Context
Northstar Retail, a mid-sized e-commerce company, loads order, payment, and refund data from PostgreSQL, Stripe, and CSV files from a 3PL partner into Snowflake for finance and operations reporting. The current pipeline is a set of ad hoc Python cron jobs, and teams regularly find row count mismatches, duplicate orders, and delayed backfills.
You need to design a production-grade batch data pipeline that improves data accuracy and reliability while keeping the stack simple for a small data team.
Scale Requirements
- Sources: PostgreSQL OLTP (~150 tables), Stripe API, daily CSV drops from S3
- Volume: 25M order records/year, 8M payment events/year, 2GB-5GB new raw data/day
- Freshness: Core finance tables available in Snowflake within 30 minutes of source updates
- Batch cadence: Every 15 minutes for database/API loads; daily for 3PL files
- Retention: Raw data for 1 year, curated finance marts for 7 years
Requirements
- Design ingestion for PostgreSQL CDC or incremental extracts, Stripe API pulls, and S3 CSV ingestion into a raw layer.

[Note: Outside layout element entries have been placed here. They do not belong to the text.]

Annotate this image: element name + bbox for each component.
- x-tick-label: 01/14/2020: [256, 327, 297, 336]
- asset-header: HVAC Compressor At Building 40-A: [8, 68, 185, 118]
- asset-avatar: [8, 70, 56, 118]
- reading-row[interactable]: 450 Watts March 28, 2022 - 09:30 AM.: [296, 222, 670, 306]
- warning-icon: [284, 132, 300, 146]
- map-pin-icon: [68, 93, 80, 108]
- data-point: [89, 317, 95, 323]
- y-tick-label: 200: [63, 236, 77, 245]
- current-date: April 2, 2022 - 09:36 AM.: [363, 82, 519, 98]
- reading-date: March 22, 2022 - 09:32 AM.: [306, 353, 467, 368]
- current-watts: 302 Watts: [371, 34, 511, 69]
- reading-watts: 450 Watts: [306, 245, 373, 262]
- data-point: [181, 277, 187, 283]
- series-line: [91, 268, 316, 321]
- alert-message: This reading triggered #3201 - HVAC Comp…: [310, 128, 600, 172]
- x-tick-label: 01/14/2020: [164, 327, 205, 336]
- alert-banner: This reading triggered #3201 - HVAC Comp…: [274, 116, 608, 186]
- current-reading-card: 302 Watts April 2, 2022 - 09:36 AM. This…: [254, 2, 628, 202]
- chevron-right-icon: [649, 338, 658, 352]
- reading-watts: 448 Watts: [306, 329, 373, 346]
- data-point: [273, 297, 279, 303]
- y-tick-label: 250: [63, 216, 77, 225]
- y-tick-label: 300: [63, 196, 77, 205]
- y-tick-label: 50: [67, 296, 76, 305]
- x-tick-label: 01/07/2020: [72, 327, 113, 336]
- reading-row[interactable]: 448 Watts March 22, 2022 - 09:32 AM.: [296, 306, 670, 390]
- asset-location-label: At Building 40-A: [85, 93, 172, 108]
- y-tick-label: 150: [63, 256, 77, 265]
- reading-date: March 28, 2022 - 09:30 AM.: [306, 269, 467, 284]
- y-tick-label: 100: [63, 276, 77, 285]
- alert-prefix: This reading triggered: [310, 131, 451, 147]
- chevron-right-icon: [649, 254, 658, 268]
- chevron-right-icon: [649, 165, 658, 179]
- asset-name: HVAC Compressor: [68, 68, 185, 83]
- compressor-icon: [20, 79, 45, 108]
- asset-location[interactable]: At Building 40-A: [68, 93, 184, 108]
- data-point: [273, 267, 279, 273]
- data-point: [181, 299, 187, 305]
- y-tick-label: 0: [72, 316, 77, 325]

- Ensure accuracy and reliability through schema validation, deduplication, idempotent loads, reconciliation checks, and audit logging.
- Build transformations for canonical tables such as
orders, payments, refunds, and order_financials.
- Support backfills for a specific date range without creating duplicates or corrupting downstream tables.
- Define orchestration, dependency management, and recovery steps for partial failures.
- Expose data quality status and pipeline health to analysts and on-call engineers.
Constraints
- Existing stack is AWS + Snowflake; prefer managed services over self-hosted systems.
- Team size: 3 data engineers; limited operational bandwidth.
- Finance data must be reproducible for month-end close and SOX-style audit reviews.
- Budget target: under $15K/month incremental infrastructure cost.
- Source systems cannot tolerate heavy read load during peak business hours.